Troubleshooting schedules(调度(Schedule)排障)¶
Scheduler metrics page¶
One of the best ways to begin troubleshooting a schedule issue is by looking at the scheduler metrics page. The metrics page can tell you the source of your failure, including common failure modes such as:
- The scheduled builds are failing. You will see evidence of failed builds in the
Run Historytab, clicking on these builds will navigate to the Build Report in the Builds application for full logs. - The scheduled builds were ignored. The
Run Historytab will showIgnoredin the Status column for any builds that were triggered, but not built. - The schedule was not triggered at the expected time or cadence. For this case, the
Run Historytab may not show a build was triggered when you expected it to have.
The Versions tab shows past schedule versions and edits, and may be useful if your schedule suddenly begins behaving differently than expected. Check for any changes to the schedule version that align with this change, and consider reverting your schedule to a previously working state.
Scheduled builds are failing¶
You can verify if a schedule was triggered at the expected time by checking the Run History tab on the scheduler metrics page.
If the schedule was triggered, but the build subsequently failed, you can debug this build following the debugging guidance.
A schedule will also fail to build if the appropriate permissions are not set. The permissions of a schedule depends on the token mode the schedule is in. See Project Scoped Schedules for more information.
Scheduled builds were ignored¶
You can verify if a schedule was triggered at the expected time by checking the Run History tab on the scheduler metrics page. This will also usually give the reason that the schedule was ignored.
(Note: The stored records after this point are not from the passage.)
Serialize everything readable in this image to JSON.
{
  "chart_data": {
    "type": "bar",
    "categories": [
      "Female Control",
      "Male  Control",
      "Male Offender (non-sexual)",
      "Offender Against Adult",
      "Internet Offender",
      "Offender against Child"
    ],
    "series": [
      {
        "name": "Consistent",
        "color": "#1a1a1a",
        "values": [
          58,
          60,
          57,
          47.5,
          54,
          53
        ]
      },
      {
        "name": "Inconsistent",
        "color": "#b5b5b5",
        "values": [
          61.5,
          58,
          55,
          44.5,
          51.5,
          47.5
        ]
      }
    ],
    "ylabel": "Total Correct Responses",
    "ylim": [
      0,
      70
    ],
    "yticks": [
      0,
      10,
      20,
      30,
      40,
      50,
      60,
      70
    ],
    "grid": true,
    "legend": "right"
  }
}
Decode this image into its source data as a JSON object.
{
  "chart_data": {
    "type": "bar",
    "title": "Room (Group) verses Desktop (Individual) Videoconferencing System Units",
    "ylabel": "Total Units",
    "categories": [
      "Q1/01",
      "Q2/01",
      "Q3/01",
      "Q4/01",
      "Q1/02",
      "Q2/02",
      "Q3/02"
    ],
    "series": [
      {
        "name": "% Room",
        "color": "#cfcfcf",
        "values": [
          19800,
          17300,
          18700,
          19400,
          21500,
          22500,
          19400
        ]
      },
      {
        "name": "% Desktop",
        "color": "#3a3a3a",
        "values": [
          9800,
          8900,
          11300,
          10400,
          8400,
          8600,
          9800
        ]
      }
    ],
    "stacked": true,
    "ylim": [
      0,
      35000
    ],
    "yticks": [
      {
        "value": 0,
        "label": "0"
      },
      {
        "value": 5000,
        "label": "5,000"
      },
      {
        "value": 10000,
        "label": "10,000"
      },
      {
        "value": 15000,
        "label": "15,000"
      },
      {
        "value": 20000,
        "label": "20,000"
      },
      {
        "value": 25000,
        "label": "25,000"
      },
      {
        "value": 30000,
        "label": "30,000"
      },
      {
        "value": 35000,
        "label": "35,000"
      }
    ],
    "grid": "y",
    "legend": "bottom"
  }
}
All datasets are up-to-date¶
A schedule run will be ignored if all the target datasets are up-to-date, i.e., if their inputs have not updated since the last build on that dataset. If this is the case, you will see this reason in the Run History tab. In the schedule editor, navigate to the schedules list. You will then have the option to color the Data Lineage graph by Out-of-date, which will give you an overview of which job specs are considered stale.
This behavior can be overridden in special circumstances using the Force Build option in Advanced Settings, though this is computationally wasteful outside these circumstances. If any of the target datasets any of the datasets build by Phonograph syncs, transforms with API calls or data connection syncs, they may not show up as stale and may require the Force Build option to be enabled for the schedule to run.
Schedule builds a subset of datasets¶
If the schedule only triggers a subset of datasets, you will see evidence of this in the Run History tab on the scheduler metrics page.
One cause of this is that only a subset of the datasets were stale. Scheduler will only build the stale datasets and those that are up-to-date will be ignored during the build. See all datasets are up-to-date for more troubleshooting details. The case where the build is Ignored happens if all these datasets are up-to-date.
Another cause could be that the dataset was not included in the dataset graph of the build. In the schedule editor, when a given schedule is selected, the datasets to be built are highlighted in the Data Lineage graph. The dataset selection depends upon the build type. If using a Connecting build, you should especially take care to verify if a connecting dataset is present for schedules using the same datasets on multiple branches.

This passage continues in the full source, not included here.